This month the Power BI dataflows team announced an exciting new capability available in preview for dataflows in workspaces backed by Power BI Premium dedicated capacity. This compute engine builds on the Excel-like capabilities delivered through linked and computed entities to dramatically increase refresh performance for dataflow entities that get their data from other dataflow entities.
This post won’t go deep into the technical details – I’ll defer to the folks who built the feature to share that – but it will share important highlights to answer the most common questions I’ve seen since the preview was announced.
Let’s begin with a quick review. Consider this typical scenario:
- Data is loaded into entities in the “Ingest from Dynamics Sales” and “Product Telemetry in Azure” dataflows from data sources external to Power BI.
- The “Clean and enrich sales data” and “Add Telemetry Customer Attributes” reference these dataflows as their sources, and the “Final Business View” dataflow references them.
- The first two dataflows are configured for scheduled refresh. The other three dataflows will automatically refresh to keep the data in their entities up to date.
But what is actually happening in this scenario?
The boxes and arrows in this type of diagram could represent any number of technologies, but for Power BI dataflows the key technology is the Mashup Engine. The Mashup Engine is the runtime engine behind Power Query – it takes the Power Query “M” script and performs the extract, transform, and load (ETL) processes that the script defines. The Mashup Engine runs in Excel, in Power BI Desktop, in the Power BI on-premises data gateway, and in the Power BI service, and it is a cornerstone for data connectivity in Power BI.
A key characteristic of Power Query and the Mashup Engine is query folding. Query folding is a process by which the Mashup Engine offloads the heavy lifting of the data transformation to the data source, as enabled by the capabilities of the data source. For example, if a Power Query user built a query that extracted three columns from one table in a SQL Server database, joined them with four columns from another table in the same database, and then groups the join results by one of the columns. The Mashup Engine will automatically send the appropriate JOIN and GROUP BY statements to the server, and the server will return the results. If the same query is executed against two folders full of CSV files, there is no “server” to perform the required join and grouping operations, so the Mashup Engine performs them in memory.
To summarize this example, the query is largely the same, and the Mashup Engine uses query folding to choose the best location for the required compute operations to be performed.
This brings us back to dataflows, CDM folders, and why the new advanced compute engine is exciting. When a Power BI dataflow is refreshed, the data produced by the Mashup Engine’s execution of the dataflow entities’ queries is stored in Azure in the CDM folder format, which uses CSV files in folders for the storage. This means that when one entity references another entity, it is accessing CSV data and is using the Mashup Engine for its processing.
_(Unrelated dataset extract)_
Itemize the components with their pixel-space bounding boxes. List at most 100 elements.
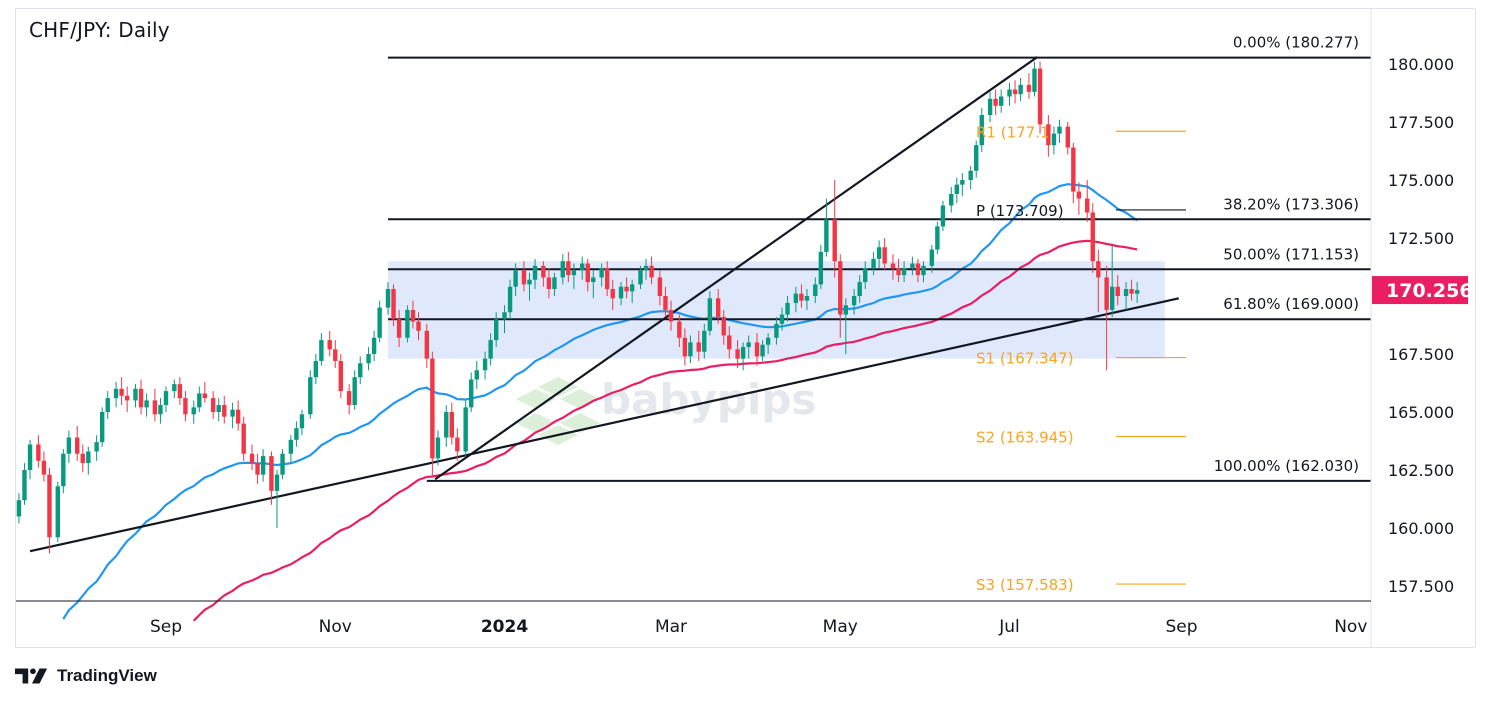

This can result in slow refresh performance for some linked entity scenarios when the data volume or transformations can’t be optimized by the Mashup Engine.
The new advanced compute engine addresses this problem by loading the CDM folder data into an Azure SQL DB-based cache, and using query folding against this cache. This can produce significant performance improvements for the downstream refresh of computed entities. If we consider again the scenario shown above, the new advanced compute engine will change the underlying processing without requiring any change to the dataflows or entities themselves.
- When data is loaded into entities in the dataflows, the data is also loaded into the SQL-based cache.
- This may increase the refresh times for the “Ingest from Dynamics Sales” and “Product Telemetry in Azure” dataflows, because the caching is an additional operation not otherwise required.
- When the “Clean and enrich sales data” and “Add Telemetry Customer Attributes” and “Final Business View” dataflows refresh, the Mashup Engine can use query folding against the SQL-based cache. This can result in dramatic improvements in performance for the refresh of computed entities.
If you want to know more, you should watch this session from the Microsoft Business Applications Summit and read this blog post after you watch the session. Both of these excellent resources are from the architect responsible for much of the technical underpinnings of Power BI, and both go into more technical detail than I’ve gone into here.
As mentioned above, this post is designed to address some questions I’ve heard since this new preview capability was announced. Please let me know if this post is helpful, or if you have any questions of your own that aren’t answered here.
 Yes – this is a Premium-only feature.
 In case you didn’t click through already, this is why we call this behavior “Excel-like.” The Power BI service maintains the dependencies between dataflow entities like Excel maintains dependencies between cells and ranges.
 If you want to know more about query folding, check out this awesome post from MVP Matt Allington.
 This is one of the aspects of Power Query that are most exciting for me, as only the “source” function in the query would need to be changed. This data source agnostic nature of Power Query is enabled by query folding.
 Or locations, because a single query can combine data from multiple data sources.
 This is also why dataflows are an import-only data source in Power BI Desktop.